© John Mark Ministries
Like many people, I shop online using a credit card. I've been doing this for years, and I periodically examine my credit card account for signs of suspicious activity. There are times when I am out of town for long spells (for example, I might be in Alaska photographing grizzly bears), and I might not be able to review my account for months. In the Fall of 2005 my credit card number was compromised - maybe during one of the much-publicized data leaks that reveal millions of credit card names and numbers at once, or perhaps by way of an incautious or crooked online vendor that I had patronized - I may never know. In any case, a few months later I noticed some transactions that appeared to be fraudulent - a well-known Internet service provider had been charging my card for three months, and there was also a one-time charge of $100.00 that was harder to identify, because it had been made by a PayPal account holder.
I called my bank's fraud department and denied any knowledge of the service provider charges. In a show of efficiency, the bank's representative called the service provider while I was on the line and the provider identified the charge as payment for a Web site. I realized this was totally bogus and I said so. The bank removed those charges right away (and I cancelled my card to prevent further abuse).
As to the service provider's charges, the entire process was fast and efficient, and couldn't have taken more than 15 minutes. But there remained the matter of the $100.00 PayPal charge, which was harder to identify because it was made by an anonymous PayPal subscriber rather than a named business.
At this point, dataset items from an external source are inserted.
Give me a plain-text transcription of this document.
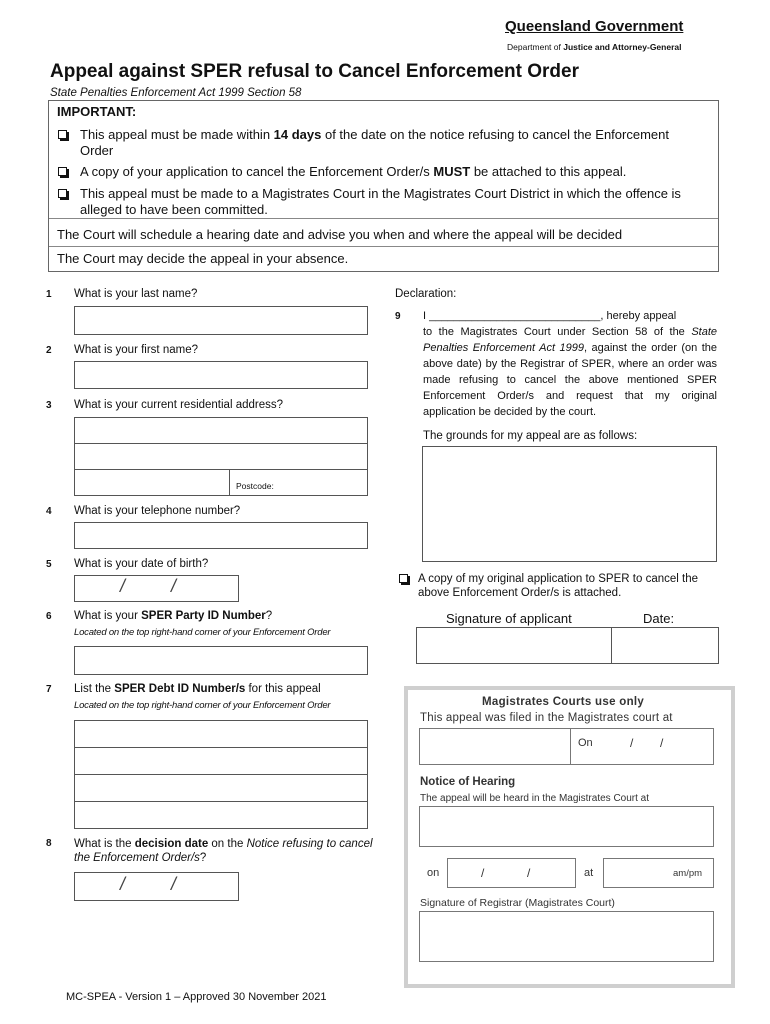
Queensland Government
Department of Justice and Attorney-General
Appeal against SPER refusal to Cancel Enforcement Order
State Penalties Enforcement Act 1999 Section 58
IMPORTANT:
This appeal must be made within 14 days of the date on the notice refusing to cancel the Enforcement Order
A copy of your application to cancel the Enforcement Order/s MUST be attached to this appeal.
This appeal must be made to a Magistrates Court in the Magistrates Court District in which the offence is alleged to have been committed.
The Court will schedule a hearing date and advise you when and where the appeal will be decided
The Court may decide the appeal in your absence.
1 What is your last name?
2 What is your first name?
3 What is your current residential address?
Postcode:
4 What is your telephone number?
5 What is your date of birth?
/	/
6 What is your SPER Party ID Number?
Located on the top right-hand corner of your Enforcement Order
7 List the SPER Debt ID Number/s for this appeal
Located on the top right-hand corner of your Enforcement Order
8 What is the decision date on the Notice refusing to cancel the Enforcement Order/s?
/	/
Declaration:
9 I ____________________________, hereby appeal
to the Magistrates Court under Section 58 of the State Penalties Enforcement Act 1999, against the order (on the above date) by the Registrar of SPER, where an order was made refusing to cancel the above mentioned SPER Enforcement Order/s and request that my original application be decided by the court.
The grounds for my appeal are as follows:
A copy of my original application to SPER to cancel the above Enforcement Order/s is attached.
Signature of applicant	Date:
Magistrates Courts use only
This appeal was filed in the Magistrates court at
On	/ /
Notice of Hearing
The appeal will be heard in the Magistrates Court at
on	/	/	at	am/pm
Signature of Registrar (Magistrates Court)
MC-SPEA - Version 1 – Approved 30 November 2021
I was optimistic, but I shouldn't have been. My optimism came from the idea that a vendor who charges a credit card has to justify the charge - they have to show that the card holder actually made a charge. Even though I said I didn't recognize the charge and thought it was fraudulent, I couldn't prove it was fraudulent. As it turns out, under current law the burden of evidence wasn't mine, it belonged to whoever owned the PayPal account - he would have to prove that it was a legitimate charge. The bank assured me they were looking into it, and the charge was taken off my account.
As I put down the phone, I thought the system had worked and the affair had ended. I am in some ways rather naïve.